Re: Complex ruleset questions

Thus spake Damian Gerow (damian@sentex.net) [27/06/03 13:14]:
> Was the first way I was doing it. I'm currently breaking it down to:
>
> block in log on rl0 from any to any head 10
> block in log on rl0 from any to 192.168.1.1 group 10 head 100
> block in log on rl0 from any to 192.168.1.2 group 10 head 101
> <and others>
>
> block in log on rl1 from any to any head 20
> block in log on rl1 from any to 192.168.1.1 group 20 head 100
> block in log on rl1 from any to 192.168.1.2 group 20 head 101
> <and others>
>
> pass in quick proto tcp from any to 192.168.1.1 port = 80 flags S keep state keep frags group 100
> pass in quick proto tcp from any to 192.168.1.2 port = 80 flags S keep state keep frags group 101
> pass in quick proto tcp from any to 192.168.1.2 port = 443 flags S keep state keep frags group 101
> pass in quick proto tcp from any to 192.168.1.2 port = 4333 flags S keep state keep frags group 101

<snip>

> Or is there anything else that anyone can think of?
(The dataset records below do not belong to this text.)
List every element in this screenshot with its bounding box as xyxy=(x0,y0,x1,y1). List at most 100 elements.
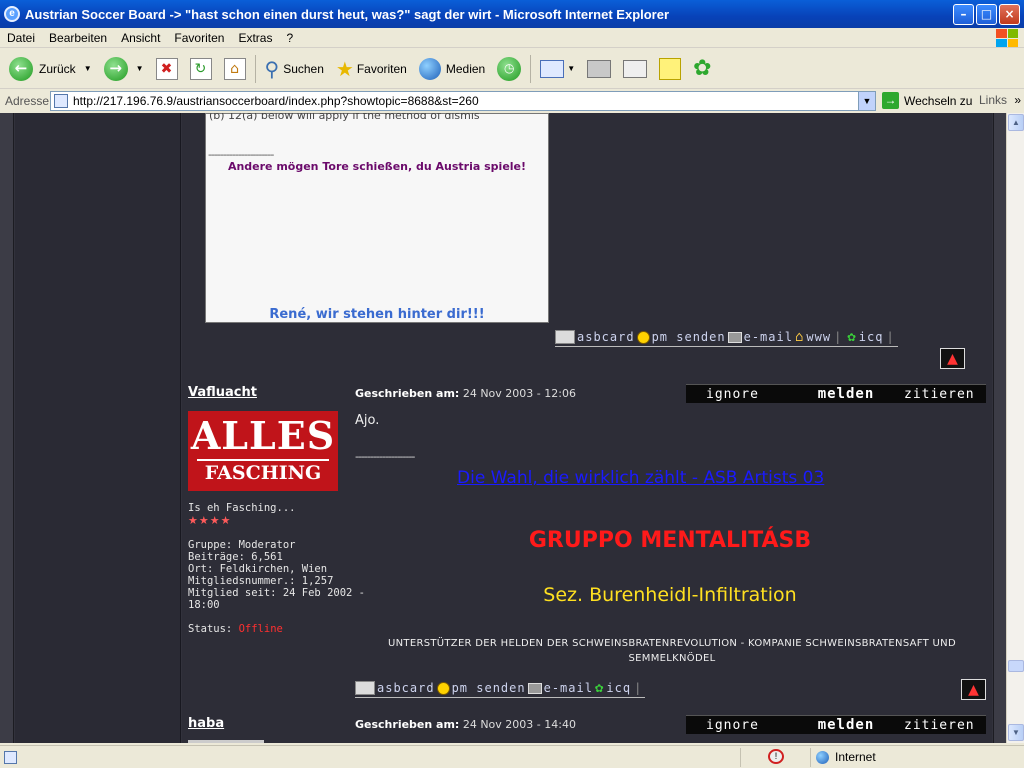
links-button[interactable]: Links » xyxy=(979,93,1021,107)
icq-flower-icon: ✿ xyxy=(594,680,605,696)
search-button[interactable]: ⚲ Suchen xyxy=(262,53,327,85)
maximize-button[interactable]: □ xyxy=(976,3,997,25)
favorites-button[interactable]: ★ Favoriten xyxy=(333,53,410,85)
smiley-icon xyxy=(436,681,450,695)
report-button[interactable]: melden xyxy=(799,717,892,733)
history-button[interactable]: ◷ xyxy=(494,53,524,85)
links-label: Links xyxy=(979,93,1008,107)
stop-icon: ✖ xyxy=(155,57,178,80)
page-left-border xyxy=(0,113,14,743)
icq-button[interactable]: icq xyxy=(606,681,631,695)
status-label: Status: xyxy=(188,623,233,635)
scroll-thumb[interactable] xyxy=(1008,660,1024,672)
stop-button[interactable]: ✖ xyxy=(153,53,181,85)
icq-button[interactable]: ✿ xyxy=(690,53,714,85)
avatar-line2: FASCHING xyxy=(197,459,329,485)
menu-extras[interactable]: Extras xyxy=(231,31,279,45)
address-bar: Adresse http://217.196.76.9/austriansocc… xyxy=(0,90,1024,112)
minimize-button[interactable]: – xyxy=(953,3,974,25)
post-date: Geschrieben am: 24 Nov 2003 - 12:06 xyxy=(355,387,576,400)
asbcard-button[interactable]: asbcard xyxy=(577,330,635,344)
menu-help[interactable]: ? xyxy=(279,31,300,45)
security-zone: Internet xyxy=(816,750,876,764)
quote-button[interactable]: zitieren xyxy=(893,718,986,733)
status-divider xyxy=(810,748,811,767)
print-icon xyxy=(587,59,612,78)
report-button[interactable]: melden xyxy=(799,386,892,402)
search-icon: ⚲ xyxy=(264,56,280,81)
menu-ansicht[interactable]: Ansicht xyxy=(114,31,167,45)
vertical-scrollbar[interactable]: ▲ ▼ xyxy=(1006,113,1024,743)
zone-label: Internet xyxy=(835,750,876,764)
avatar xyxy=(188,740,264,743)
quote-button[interactable]: zitieren xyxy=(893,387,986,402)
menu-bearbeiten[interactable]: Bearbeiten xyxy=(42,31,114,45)
scroll-up-button[interactable]: ▲ xyxy=(1008,114,1024,131)
media-button[interactable]: Medien xyxy=(416,53,488,85)
pm-button[interactable]: pm senden xyxy=(452,681,526,695)
post-author[interactable]: Vafluacht xyxy=(188,385,257,400)
chevron-right-icon: » xyxy=(1014,93,1022,107)
address-label: Adresse xyxy=(5,94,50,108)
privacy-icon[interactable]: ! xyxy=(768,749,784,764)
notes-button[interactable] xyxy=(656,53,684,85)
scroll-down-button[interactable]: ▼ xyxy=(1008,724,1024,741)
avatar: ALLES FASCHING xyxy=(188,411,338,491)
icq-button[interactable]: icq xyxy=(859,330,884,344)
home-button[interactable]: ⌂ xyxy=(221,53,249,85)
refresh-button[interactable]: ↻ xyxy=(187,53,215,85)
ie-icon: e xyxy=(4,6,20,22)
refresh-icon: ↻ xyxy=(189,57,212,80)
page-right-border xyxy=(993,113,1006,743)
address-input[interactable]: http://217.196.76.9/austriansoccerboard/… xyxy=(50,91,876,111)
rank-stars: ★★★★ xyxy=(188,514,232,527)
user-status: Status: Offline xyxy=(188,623,283,635)
email-button[interactable]: e-mail xyxy=(544,681,593,695)
address-dropdown-icon[interactable]: ▼ xyxy=(858,92,875,110)
edit-button[interactable] xyxy=(620,53,650,85)
close-button[interactable]: × xyxy=(999,3,1020,25)
email-button[interactable]: e-mail xyxy=(744,330,793,344)
asbcard-icon xyxy=(555,330,575,344)
ignore-button[interactable]: ignore xyxy=(686,718,799,733)
toolbar-separator xyxy=(530,54,532,83)
asbcard-button[interactable]: asbcard xyxy=(377,681,435,695)
chevron-up-icon: ▲ xyxy=(968,682,979,698)
envelope-icon xyxy=(727,331,742,343)
scroll-top-button[interactable]: ▲ xyxy=(940,348,965,369)
menu-datei[interactable]: Datei xyxy=(0,31,42,45)
toolbar-separator xyxy=(254,54,256,83)
post2-button-row: asbcard pm senden e-mail ✿ icq | xyxy=(355,680,646,698)
post1-button-row: asbcard pm senden e-mail ⌂ www | ✿ icq | xyxy=(555,329,898,347)
signature-sez: Sez. Burenheidl-Infiltration xyxy=(543,584,797,606)
scroll-top-button[interactable]: ▲ xyxy=(961,679,986,700)
avatar-line1: ALLES xyxy=(190,413,336,458)
forward-button[interactable]: → ▼ xyxy=(101,53,147,85)
separator-icon: | xyxy=(834,330,843,344)
user-location: Ort: Feldkirchen, Wien xyxy=(188,563,328,575)
back-label: Zurück xyxy=(39,61,76,76)
post-author[interactable]: haba xyxy=(188,716,224,731)
separator-icon: | xyxy=(634,681,643,695)
pm-button[interactable]: pm senden xyxy=(652,330,726,344)
menu-favoriten[interactable]: Favoriten xyxy=(167,31,231,45)
mail-button[interactable]: ▼ xyxy=(537,53,578,85)
address-url: http://217.196.76.9/austriansoccerboard/… xyxy=(73,94,479,108)
signature-rene: René, wir stehen hinter dir!!! xyxy=(269,307,485,322)
back-button[interactable]: ← Zurück ▼ xyxy=(6,53,95,85)
print-button[interactable] xyxy=(584,53,614,85)
back-dropdown-icon[interactable]: ▼ xyxy=(84,64,92,73)
ignore-button[interactable]: ignore xyxy=(686,387,799,402)
signature-link[interactable]: Die Wahl, die wirklich zählt - ASB Artis… xyxy=(457,468,824,488)
mail-dropdown-icon[interactable]: ▼ xyxy=(567,64,575,73)
forward-arrow-icon: → xyxy=(103,56,128,81)
user-posts: Beiträge: 6,561 xyxy=(188,551,283,563)
chevron-up-icon: ▲ xyxy=(947,351,958,367)
signature-cut-text: (b) 12(a) below will apply if the method… xyxy=(209,113,480,122)
www-button[interactable]: www xyxy=(806,330,831,344)
forward-dropdown-icon[interactable]: ▼ xyxy=(136,64,144,73)
user-member-since-time: 18:00 xyxy=(188,599,220,611)
go-button[interactable]: → Wechseln zu xyxy=(882,92,972,109)
menu-bar: Datei Bearbeiten Ansicht Favoriten Extra… xyxy=(0,28,1024,48)
post-date-value: 24 Nov 2003 - 12:06 xyxy=(462,387,576,400)
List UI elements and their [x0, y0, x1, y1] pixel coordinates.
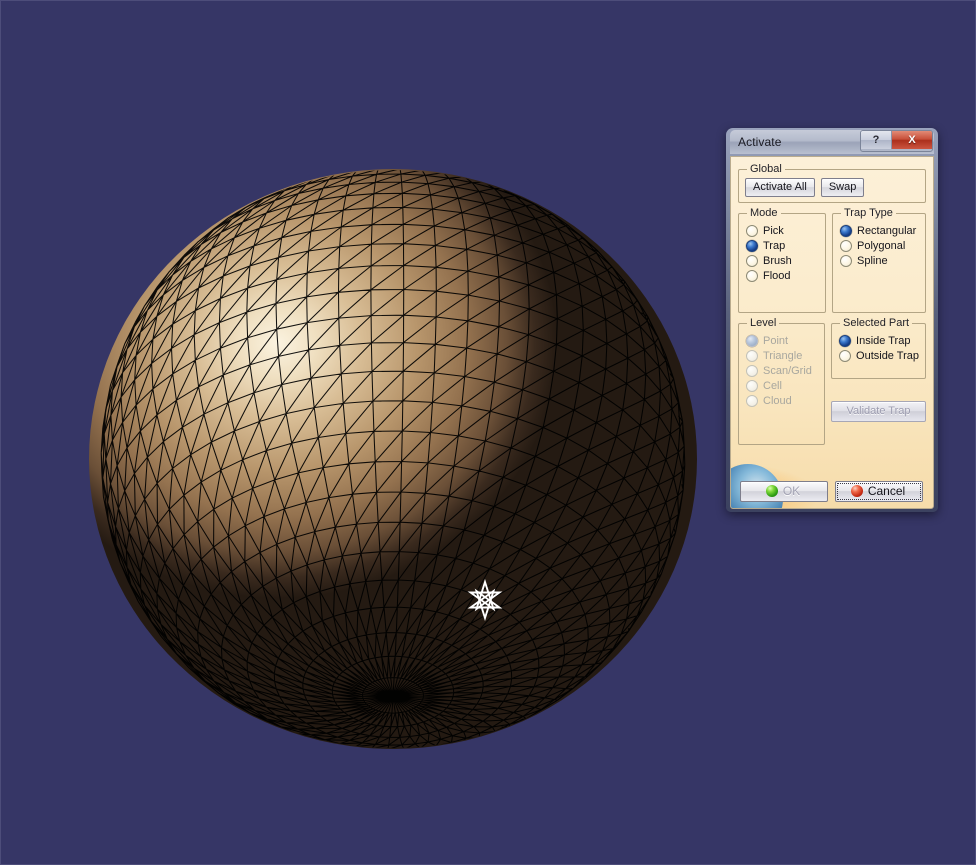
selected-part-group: Selected Part Inside Trap Outside Trap [831, 317, 926, 379]
wireframe-sphere[interactable] [89, 169, 697, 749]
mode-group-legend: Mode [747, 207, 781, 219]
radio-spline[interactable]: Spline [840, 255, 919, 267]
sphere-wireframe-mesh [89, 169, 697, 749]
radio-label: Triangle [763, 350, 802, 362]
ok-orb-icon [766, 485, 778, 497]
radio-scan-grid: Scan/Grid [746, 365, 818, 377]
radio-trap[interactable]: Trap [746, 240, 819, 252]
radio-flood[interactable]: Flood [746, 270, 819, 282]
window-buttons: ? X [860, 130, 933, 152]
radio-dot-icon [840, 240, 852, 252]
dialog-title: Activate [738, 135, 782, 149]
radio-label: Cloud [763, 395, 792, 407]
radio-dot-icon [746, 255, 758, 267]
level-radio-list: Point Triangle Scan/Grid Cell Cloud [745, 335, 818, 407]
star-cursor-icon [463, 578, 507, 622]
dialog-body: Global Activate All Swap Mode Pick Trap Br… [730, 156, 934, 509]
radio-label: Polygonal [857, 240, 905, 252]
radio-label: Spline [857, 255, 888, 267]
radio-dot-icon [746, 240, 758, 252]
radio-dot-icon [840, 225, 852, 237]
cancel-button[interactable]: Cancel [835, 481, 923, 502]
ok-button-label: OK [783, 484, 800, 498]
radio-triangle: Triangle [746, 350, 818, 362]
activate-all-button[interactable]: Activate All [745, 178, 815, 197]
trap-type-group-legend: Trap Type [841, 207, 896, 219]
radio-label: Brush [763, 255, 792, 267]
radio-dot-icon [746, 270, 758, 282]
radio-label: Outside Trap [856, 350, 919, 362]
selected-part-radio-list: Inside Trap Outside Trap [838, 335, 919, 362]
radio-label: Trap [763, 240, 785, 252]
ok-button[interactable]: OK [740, 481, 828, 502]
radio-label: Pick [763, 225, 784, 237]
radio-point: Point [746, 335, 818, 347]
radio-dot-icon [840, 255, 852, 267]
radio-cell: Cell [746, 380, 818, 392]
dialog-titlebar[interactable]: Activate ? X [730, 130, 934, 154]
global-group-legend: Global [747, 163, 785, 175]
radio-label: Scan/Grid [763, 365, 812, 377]
level-group: Level Point Triangle Scan/Grid Cell Cloud [738, 317, 825, 445]
radio-dot-icon [839, 350, 851, 362]
radio-label: Inside Trap [856, 335, 910, 347]
radio-outside-trap[interactable]: Outside Trap [839, 350, 919, 362]
cancel-orb-icon [851, 485, 863, 497]
radio-rectangular[interactable]: Rectangular [840, 225, 919, 237]
cancel-button-label: Cancel [868, 484, 905, 498]
radio-dot-icon [746, 350, 758, 362]
global-group: Global Activate All Swap [738, 163, 926, 203]
close-icon[interactable]: X [892, 131, 932, 149]
selected-part-group-legend: Selected Part [840, 317, 912, 329]
activate-dialog[interactable]: Activate ? X Global Activate All Swap Mo [726, 128, 938, 512]
trap-type-group: Trap Type Rectangular Polygonal Spline [832, 207, 926, 313]
radio-label: Point [763, 335, 788, 347]
radio-brush[interactable]: Brush [746, 255, 819, 267]
mode-group: Mode Pick Trap Brush Flood [738, 207, 826, 313]
help-icon[interactable]: ? [861, 131, 892, 149]
radio-dot-icon [839, 335, 851, 347]
radio-dot-icon [746, 365, 758, 377]
radio-pick[interactable]: Pick [746, 225, 819, 237]
radio-inside-trap[interactable]: Inside Trap [839, 335, 919, 347]
swap-button[interactable]: Swap [821, 178, 865, 197]
radio-dot-icon [746, 380, 758, 392]
radio-polygonal[interactable]: Polygonal [840, 240, 919, 252]
radio-dot-icon [746, 335, 758, 347]
validate-trap-button[interactable]: Validate Trap [831, 401, 926, 422]
mode-radio-list: Pick Trap Brush Flood [745, 225, 819, 282]
radio-dot-icon [746, 225, 758, 237]
radio-cloud: Cloud [746, 395, 818, 407]
trap-type-radio-list: Rectangular Polygonal Spline [839, 225, 919, 267]
dialog-footer: OK Cancel [731, 481, 933, 502]
radio-label: Cell [763, 380, 782, 392]
level-group-legend: Level [747, 317, 779, 329]
radio-label: Flood [763, 270, 791, 282]
radio-label: Rectangular [857, 225, 916, 237]
radio-dot-icon [746, 395, 758, 407]
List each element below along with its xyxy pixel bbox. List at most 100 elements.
Or any reason why I
> shouldn't do what I'm doing above?

Well, I just answered one of my own questions:

## ipf -I -F a -f /etc/ipf.rules
201:ioctl(add/insert rule): File exists
210:ioctl(add/insert rule): File exists
211:ioctl(add/insert rule): File exists
#

ipf doesn't like it when you start a group in two different places... :(

So does anyone have any pointers/recommendations? Use a different grouping
strategy? Define all inbound packets on all other interfaces, then just use
a generic 'block in from any to any', and use it to group rl0 and rl1?